What to know about home births on the rise amid the coronavirus pandemic


(CNN/WATE) — With uncertainty about COVID-19, more soon-to-be moms are switching from hospital births to home births.

The trend may be due to concerns about hospital cleanliness with some new moms wanting to stay away from potential COVID-19 patients.

For Ohio midwife Colleen Kennedy-Schroeder, the inquiries are out of control, around three people a day call in need of her services.

“People realize this is a safer option in some ways. Whether that’s mentally because you can have your support person there, or physically because you’re avoiding the germs of the hospital.”

Colleen Kennedy-Schroeder, midwife

Over the last 12 months, searches for home births across the country spiked in March and at different times in April.

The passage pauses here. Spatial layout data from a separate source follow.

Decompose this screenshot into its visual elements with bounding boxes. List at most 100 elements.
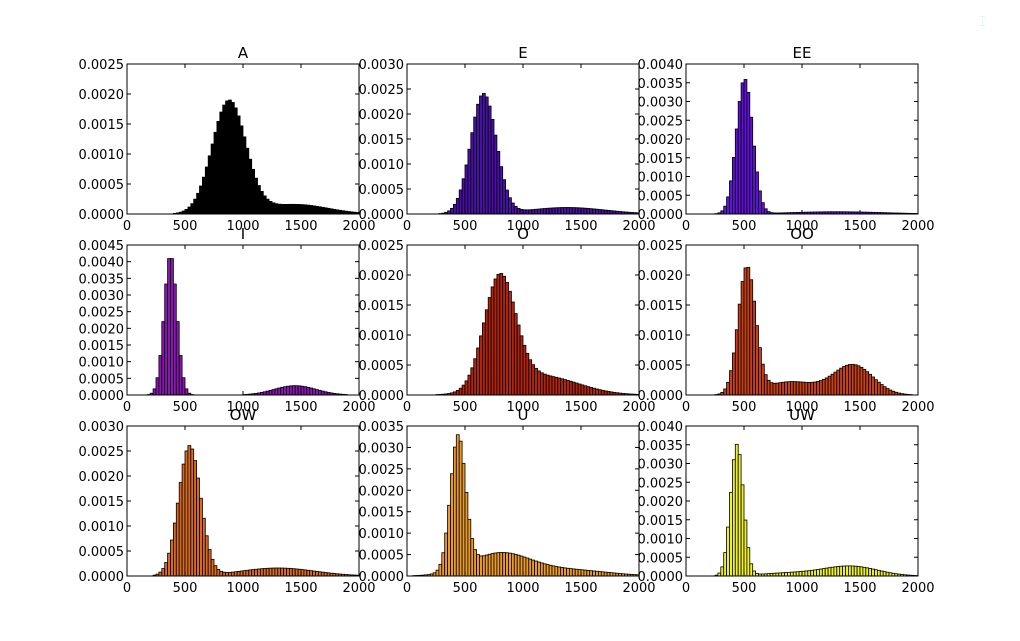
axes-frame bbox=[685, 425, 919, 577]
panel-title: UW bbox=[789, 406, 815, 424]
histogram-bar bbox=[830, 566, 835, 577]
histogram-bar bbox=[729, 180, 733, 215]
y-tick-label: 0.0020 bbox=[638, 133, 684, 148]
histogram-bar bbox=[819, 568, 823, 577]
histogram-bar bbox=[534, 367, 538, 396]
axes-frame bbox=[685, 63, 919, 215]
x-tick-label: 0 bbox=[403, 219, 411, 234]
histogram-bar bbox=[458, 189, 463, 215]
histogram-bar bbox=[525, 209, 530, 215]
histogram-bar bbox=[865, 371, 870, 396]
histogram-bar bbox=[792, 571, 797, 577]
histogram-bar bbox=[274, 388, 279, 396]
histogram-bar bbox=[545, 564, 550, 577]
x-tick-label: 2000 bbox=[342, 400, 375, 415]
histogram-bar bbox=[199, 497, 203, 577]
histogram-bar bbox=[450, 207, 454, 215]
x-tick-label: 1500 bbox=[564, 581, 597, 596]
y-tick-label: 0.0005 bbox=[359, 183, 405, 198]
histogram-bar bbox=[323, 207, 328, 215]
histogram-bar bbox=[170, 258, 174, 396]
histogram-bar bbox=[824, 567, 829, 577]
histogram-bar bbox=[158, 571, 163, 577]
histogram-bar bbox=[286, 203, 290, 215]
y-tick-label: 0.0010 bbox=[79, 148, 125, 163]
x-tick-label: 500 bbox=[453, 400, 478, 415]
histogram-bar bbox=[172, 283, 177, 396]
histogram-bar bbox=[592, 387, 596, 396]
histogram-bar bbox=[723, 205, 728, 215]
histogram-bar bbox=[853, 364, 858, 396]
x-tick-label: 2000 bbox=[342, 581, 375, 596]
histogram-bar bbox=[824, 377, 829, 396]
histogram-bar bbox=[170, 539, 174, 577]
histogram-bar bbox=[257, 185, 261, 215]
histogram-bar bbox=[850, 565, 855, 577]
histogram-bar bbox=[891, 390, 896, 396]
histogram-bar bbox=[291, 568, 296, 577]
histogram-bar bbox=[569, 207, 573, 215]
histogram-bar bbox=[274, 203, 279, 215]
histogram-panel-o: 0.0000 0.0005 0.0010 0.0015 0.0020 0.0025 0 500… bbox=[359, 225, 656, 415]
y-tick-label: 0.0000 bbox=[638, 389, 684, 404]
x-tick-label: 1000 bbox=[506, 219, 539, 234]
histogram-bar bbox=[280, 386, 285, 396]
histogram-bar bbox=[277, 567, 282, 577]
histogram-bar bbox=[265, 390, 270, 396]
x-tick-label: 0 bbox=[123, 219, 131, 234]
panel-title: O bbox=[517, 225, 529, 243]
y-tick-label: 0.0015 bbox=[79, 118, 125, 133]
y-tick-label: 0.0025 bbox=[359, 463, 405, 478]
histogram-bar bbox=[737, 454, 742, 577]
x-tick-label: 500 bbox=[453, 581, 478, 596]
histogram-bar bbox=[481, 555, 486, 577]
histogram-bar bbox=[726, 381, 730, 396]
histogram-bar bbox=[490, 286, 495, 396]
histogram-bar bbox=[845, 565, 849, 577]
histogram-bar bbox=[496, 151, 501, 215]
histogram-bar bbox=[476, 554, 480, 577]
histogram-bar bbox=[551, 376, 556, 396]
histogram-bar bbox=[479, 95, 483, 215]
histogram-bar bbox=[740, 281, 745, 396]
histogram-bar bbox=[775, 382, 780, 396]
histogram-bar bbox=[216, 569, 221, 577]
histogram-bar bbox=[790, 571, 794, 577]
histogram-bar bbox=[499, 552, 504, 577]
histogram-bar bbox=[213, 565, 218, 577]
histogram-bar bbox=[729, 370, 733, 396]
histogram-bar bbox=[758, 347, 762, 396]
histogram-bar bbox=[839, 367, 844, 396]
histogram-bar bbox=[167, 258, 171, 396]
panel-title: U bbox=[518, 406, 529, 424]
y-tick-label: 0.0005 bbox=[638, 189, 684, 204]
histogram-bar bbox=[502, 275, 507, 396]
histogram-bar bbox=[158, 355, 163, 396]
histogram-bar bbox=[519, 335, 524, 396]
histogram-bar bbox=[505, 189, 509, 215]
histogram-bar bbox=[752, 300, 757, 396]
histogram-bars bbox=[438, 93, 640, 215]
histogram-panel-a: 0.0000 0.0005 0.0010 0.0015 0.0020 0.0025 0 500… bbox=[79, 44, 376, 234]
histogram-bar bbox=[309, 205, 314, 215]
histogram-bar bbox=[481, 93, 486, 215]
histogram-bar bbox=[726, 526, 730, 577]
histogram-bar bbox=[749, 563, 754, 577]
histogram-bar bbox=[865, 567, 870, 577]
histogram-bar bbox=[868, 568, 873, 577]
panel-title: OO bbox=[790, 225, 814, 243]
histogram-bar bbox=[254, 177, 258, 215]
histogram-bar bbox=[219, 111, 224, 215]
histogram-bar bbox=[845, 364, 849, 396]
histogram-bar bbox=[850, 363, 855, 396]
histogram-bar bbox=[569, 568, 573, 577]
histogram-bar bbox=[484, 96, 489, 215]
histogram-bar bbox=[464, 492, 469, 577]
histogram-bar bbox=[187, 206, 192, 215]
histogram-bar bbox=[317, 571, 322, 577]
histogram-bar bbox=[294, 203, 299, 215]
histogram-bar bbox=[746, 266, 751, 396]
x-tick-label: 1000 bbox=[506, 400, 539, 415]
histogram-bar bbox=[490, 118, 495, 215]
histogram-bar bbox=[476, 347, 480, 396]
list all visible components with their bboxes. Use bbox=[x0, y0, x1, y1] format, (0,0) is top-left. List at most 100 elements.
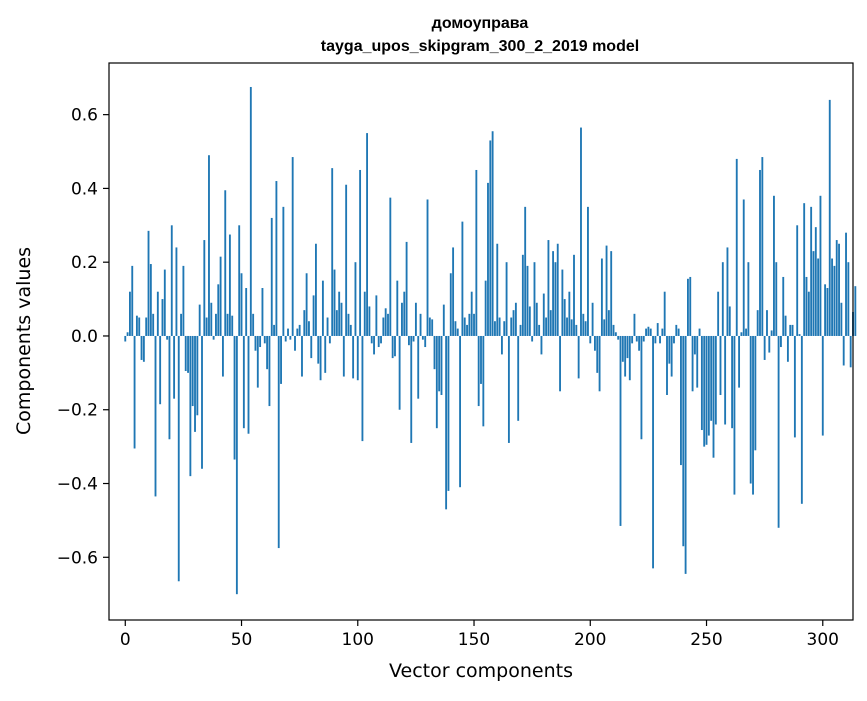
bar-component-53 bbox=[247, 335, 250, 434]
bar-component-78 bbox=[305, 273, 308, 336]
bar-component-79 bbox=[308, 321, 310, 336]
bar-component-239 bbox=[680, 335, 682, 466]
bar-component-24 bbox=[180, 313, 182, 336]
bar-component-255 bbox=[717, 291, 720, 336]
bar-component-309 bbox=[842, 335, 845, 366]
bar-component-92 bbox=[338, 291, 341, 336]
bar-component-273 bbox=[759, 169, 761, 336]
bar-component-109 bbox=[377, 335, 380, 348]
bar-component-164 bbox=[505, 262, 508, 336]
bar-component-261 bbox=[731, 335, 734, 429]
bar-component-211 bbox=[614, 332, 617, 336]
bar-component-35 bbox=[205, 317, 208, 336]
bar-component-9 bbox=[145, 317, 148, 336]
bar-component-253 bbox=[712, 335, 715, 458]
bar-component-50 bbox=[240, 273, 243, 336]
bar-component-268 bbox=[747, 262, 750, 336]
bar-component-74 bbox=[296, 328, 299, 336]
bar-component-197 bbox=[582, 313, 585, 336]
bar-component-126 bbox=[417, 335, 420, 399]
bar-component-125 bbox=[414, 302, 417, 336]
bar-component-129 bbox=[424, 335, 427, 348]
bar-component-221 bbox=[638, 335, 641, 351]
bar-component-278 bbox=[770, 330, 773, 336]
plot-frame bbox=[108, 62, 854, 621]
bar-component-182 bbox=[547, 240, 550, 336]
bar-component-225 bbox=[647, 326, 650, 336]
bar-component-192 bbox=[570, 319, 573, 336]
bar-component-95 bbox=[345, 184, 348, 336]
bar-component-146 bbox=[463, 317, 466, 336]
bar-component-107 bbox=[373, 335, 375, 355]
bar-component-220 bbox=[635, 335, 638, 342]
bar-component-110 bbox=[380, 335, 382, 344]
bar-component-12 bbox=[152, 313, 155, 336]
bar-component-224 bbox=[645, 328, 648, 336]
bar-component-59 bbox=[261, 288, 264, 336]
bar-component-245 bbox=[693, 335, 696, 355]
bar-component-23 bbox=[177, 335, 180, 582]
bar-component-131 bbox=[428, 317, 431, 336]
bar-component-65 bbox=[275, 181, 278, 336]
bar-component-240 bbox=[682, 335, 685, 547]
bar-component-69 bbox=[284, 335, 287, 342]
bar-component-93 bbox=[340, 302, 343, 336]
y-tick-label-3: 0.0 bbox=[71, 327, 98, 347]
bar-component-306 bbox=[835, 240, 838, 336]
bar-component-18 bbox=[166, 335, 169, 340]
bar-component-151 bbox=[475, 169, 478, 336]
bar-component-166 bbox=[510, 317, 513, 336]
bar-component-90 bbox=[333, 269, 336, 336]
bar-component-116 bbox=[394, 335, 396, 357]
bar-component-39 bbox=[215, 313, 217, 336]
bar-component-30 bbox=[194, 335, 196, 432]
bar-component-311 bbox=[847, 262, 850, 336]
x-tick-label-250: 250 bbox=[690, 630, 722, 650]
bar-component-71 bbox=[289, 335, 292, 340]
bar-component-86 bbox=[324, 335, 327, 373]
y-tick-label-1: −0.4 bbox=[57, 475, 98, 495]
bar-component-31 bbox=[196, 335, 199, 416]
bar-component-77 bbox=[303, 310, 306, 336]
bar-component-61 bbox=[266, 335, 269, 370]
bar-component-223 bbox=[642, 335, 645, 342]
bar-component-294 bbox=[807, 291, 810, 336]
bar-component-108 bbox=[375, 295, 378, 336]
bar-component-58 bbox=[259, 335, 262, 348]
bar-component-28 bbox=[189, 335, 192, 477]
bar-component-128 bbox=[421, 335, 424, 340]
bar-component-242 bbox=[687, 278, 689, 336]
bar-component-27 bbox=[187, 335, 189, 373]
bar-component-153 bbox=[480, 335, 482, 384]
bar-component-195 bbox=[577, 335, 580, 379]
bar-component-189 bbox=[563, 299, 566, 336]
bar-component-237 bbox=[675, 324, 678, 336]
bar-component-274 bbox=[761, 157, 764, 336]
bar-component-3 bbox=[131, 265, 134, 336]
bar-component-137 bbox=[442, 304, 445, 336]
bar-component-246 bbox=[696, 335, 699, 388]
bar-component-270 bbox=[752, 335, 754, 495]
bar-component-247 bbox=[698, 328, 701, 336]
bar-component-249 bbox=[703, 335, 706, 447]
bar-component-96 bbox=[347, 313, 350, 336]
bar-component-205 bbox=[600, 258, 603, 336]
bar-component-13 bbox=[154, 335, 157, 497]
bar-component-76 bbox=[301, 335, 303, 377]
bar-component-218 bbox=[631, 335, 634, 344]
bar-component-46 bbox=[231, 315, 234, 336]
bar-component-42 bbox=[222, 335, 224, 377]
bar-component-243 bbox=[689, 276, 692, 336]
bar-component-252 bbox=[710, 335, 713, 421]
bar-component-229 bbox=[656, 323, 659, 336]
bar-component-82 bbox=[315, 243, 317, 336]
bar-component-196 bbox=[580, 127, 582, 336]
bar-component-277 bbox=[768, 335, 771, 353]
bar-component-133 bbox=[433, 335, 436, 370]
bar-component-236 bbox=[673, 335, 675, 344]
bar-component-99 bbox=[354, 262, 357, 336]
bar-component-209 bbox=[610, 251, 613, 336]
bar-component-5 bbox=[135, 315, 138, 336]
x-tick-label-100: 100 bbox=[342, 630, 374, 650]
bar-component-292 bbox=[803, 203, 806, 336]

According to the American Midwifery Certification Board (AMCB), the number of certified nurse midwife (CNM), certified midwife (CM) has increased as the overall demand for them has grown. The trend was continuing upward going into 2020. For the year 2019, the AMCB said the total number of CNM/CMs was at 12,581.

If you’re an expectant mother and are considering a home birth, The New York Times reports that right now, both the American Academy of Pediatrics and American College of Obstetricians and Gynecologists recommend only midwives who are certified by the American Midwifery Certification Board.

We should also note, we’ve spoken to a number of local hospitals that tell WATE 6 On Your Side it’s still safe to go to the hospital, especially if you have an emergency. COVID-19 patients are kept on separate floors and medical facilities are under extra strict cleaning and sanitizing guidelines due to the pandemic.